We recommend suppliers talk with software vendors about automated eligibility checking for Medicaid payers. Billing software vendors usually charge a fee for each transaction, especially if they use a third-party integration, but we suspect it may be a worthwhile investment over the next several months. The alternative is much higher administrative costs, delayed revenue and possibly lost equipment. Timely eligibility checks will be especially important for patients in each serviced state during the month of that state’s planned unwinding.

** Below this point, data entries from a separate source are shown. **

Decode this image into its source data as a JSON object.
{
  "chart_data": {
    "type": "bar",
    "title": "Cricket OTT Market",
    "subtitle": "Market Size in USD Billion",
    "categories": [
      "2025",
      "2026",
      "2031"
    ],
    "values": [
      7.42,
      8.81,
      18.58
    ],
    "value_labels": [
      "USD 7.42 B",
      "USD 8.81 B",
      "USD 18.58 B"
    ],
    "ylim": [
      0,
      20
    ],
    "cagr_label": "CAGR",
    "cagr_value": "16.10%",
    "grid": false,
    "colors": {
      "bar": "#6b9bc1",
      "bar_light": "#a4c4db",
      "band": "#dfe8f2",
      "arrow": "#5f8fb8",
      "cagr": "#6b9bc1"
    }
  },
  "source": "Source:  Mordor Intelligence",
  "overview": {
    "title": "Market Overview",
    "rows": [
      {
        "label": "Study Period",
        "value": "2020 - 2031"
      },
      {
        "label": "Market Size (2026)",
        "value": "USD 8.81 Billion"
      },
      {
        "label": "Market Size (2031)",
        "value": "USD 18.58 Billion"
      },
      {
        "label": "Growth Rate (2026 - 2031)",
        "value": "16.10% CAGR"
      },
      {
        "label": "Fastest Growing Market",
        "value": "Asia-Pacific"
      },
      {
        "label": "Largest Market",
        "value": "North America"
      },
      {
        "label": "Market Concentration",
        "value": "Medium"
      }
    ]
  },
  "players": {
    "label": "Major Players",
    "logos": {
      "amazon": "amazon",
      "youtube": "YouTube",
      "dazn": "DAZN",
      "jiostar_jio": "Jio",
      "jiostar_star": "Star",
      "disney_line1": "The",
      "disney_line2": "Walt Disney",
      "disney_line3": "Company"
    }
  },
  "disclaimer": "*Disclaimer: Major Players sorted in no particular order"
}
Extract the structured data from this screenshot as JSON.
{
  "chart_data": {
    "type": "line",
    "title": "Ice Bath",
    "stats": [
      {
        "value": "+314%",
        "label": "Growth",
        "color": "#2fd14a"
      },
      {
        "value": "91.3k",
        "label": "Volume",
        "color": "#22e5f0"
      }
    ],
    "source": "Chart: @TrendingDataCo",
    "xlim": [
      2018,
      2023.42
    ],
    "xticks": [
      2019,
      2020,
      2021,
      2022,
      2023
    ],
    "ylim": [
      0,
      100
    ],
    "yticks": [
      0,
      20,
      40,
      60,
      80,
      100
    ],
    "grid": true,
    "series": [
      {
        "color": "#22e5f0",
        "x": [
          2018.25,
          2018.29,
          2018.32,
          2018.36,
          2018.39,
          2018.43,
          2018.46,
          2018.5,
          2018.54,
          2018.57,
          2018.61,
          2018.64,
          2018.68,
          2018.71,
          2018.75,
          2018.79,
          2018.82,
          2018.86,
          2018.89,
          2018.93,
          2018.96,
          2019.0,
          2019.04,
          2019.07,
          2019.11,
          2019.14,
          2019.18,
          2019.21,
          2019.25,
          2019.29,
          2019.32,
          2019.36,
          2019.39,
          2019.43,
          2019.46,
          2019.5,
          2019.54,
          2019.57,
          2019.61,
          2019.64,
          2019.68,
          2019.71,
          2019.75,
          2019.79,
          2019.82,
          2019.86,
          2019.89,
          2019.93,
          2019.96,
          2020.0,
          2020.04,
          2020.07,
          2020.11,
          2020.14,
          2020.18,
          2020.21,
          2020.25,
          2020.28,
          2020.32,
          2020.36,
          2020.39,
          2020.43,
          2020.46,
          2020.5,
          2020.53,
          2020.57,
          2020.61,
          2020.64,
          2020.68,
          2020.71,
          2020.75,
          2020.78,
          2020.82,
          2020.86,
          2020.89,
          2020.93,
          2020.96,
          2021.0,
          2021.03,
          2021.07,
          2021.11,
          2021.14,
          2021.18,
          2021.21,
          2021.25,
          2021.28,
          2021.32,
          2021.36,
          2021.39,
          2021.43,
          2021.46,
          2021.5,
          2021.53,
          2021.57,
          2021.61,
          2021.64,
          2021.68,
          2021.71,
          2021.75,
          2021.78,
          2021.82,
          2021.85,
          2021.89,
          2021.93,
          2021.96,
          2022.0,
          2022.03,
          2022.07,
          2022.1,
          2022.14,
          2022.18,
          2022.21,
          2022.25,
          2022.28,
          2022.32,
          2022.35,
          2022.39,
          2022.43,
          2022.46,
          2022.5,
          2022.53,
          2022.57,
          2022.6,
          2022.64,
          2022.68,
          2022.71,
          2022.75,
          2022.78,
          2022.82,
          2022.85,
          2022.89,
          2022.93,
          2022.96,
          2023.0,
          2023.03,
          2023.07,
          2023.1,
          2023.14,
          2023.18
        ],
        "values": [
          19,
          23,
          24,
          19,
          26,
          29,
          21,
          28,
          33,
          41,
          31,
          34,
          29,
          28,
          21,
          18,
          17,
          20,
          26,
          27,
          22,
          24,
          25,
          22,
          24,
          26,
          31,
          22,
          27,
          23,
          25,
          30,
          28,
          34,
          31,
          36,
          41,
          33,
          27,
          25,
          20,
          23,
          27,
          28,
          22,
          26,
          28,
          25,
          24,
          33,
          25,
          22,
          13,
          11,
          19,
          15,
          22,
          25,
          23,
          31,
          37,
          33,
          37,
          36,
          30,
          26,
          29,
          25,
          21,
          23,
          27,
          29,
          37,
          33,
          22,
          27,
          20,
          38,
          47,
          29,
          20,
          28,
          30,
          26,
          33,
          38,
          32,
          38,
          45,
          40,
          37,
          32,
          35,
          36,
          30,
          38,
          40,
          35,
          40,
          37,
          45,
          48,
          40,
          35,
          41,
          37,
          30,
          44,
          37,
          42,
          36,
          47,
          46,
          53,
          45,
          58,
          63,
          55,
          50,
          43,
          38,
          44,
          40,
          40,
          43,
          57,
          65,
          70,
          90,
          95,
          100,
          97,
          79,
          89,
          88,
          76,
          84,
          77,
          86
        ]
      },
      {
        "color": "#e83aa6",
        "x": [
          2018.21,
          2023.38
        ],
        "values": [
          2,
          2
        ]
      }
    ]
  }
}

Suppliers should contact customers as soon as they discover an upcoming insurance termination. For those with new coverage, the new policy may require prior authorization, a physician’s visit or other documentation. For those that will not have other insurance, suppliers should make other arrangements for patient payment or consider picking up equipment and discontinuing service.
Customer messaging
Suppliers may also want to consider proactive customer messaging through paper mailings, telephone calls, text messages and even social media. Regardless of the medium, suppliers should alert patients of their state’s transition date and encourage any that receive a Medicaid termination letter to communicate with the supplier immediately. It is a good idea to let customers know there is a process to maintain active DME services without interruption.
Staying ahead of the Medicaid unwinding can minimize negative impacts on the company’s cash flow and operations.
Andrea Stark is is Medicare consultant and reimbursement specialist for MiraVista.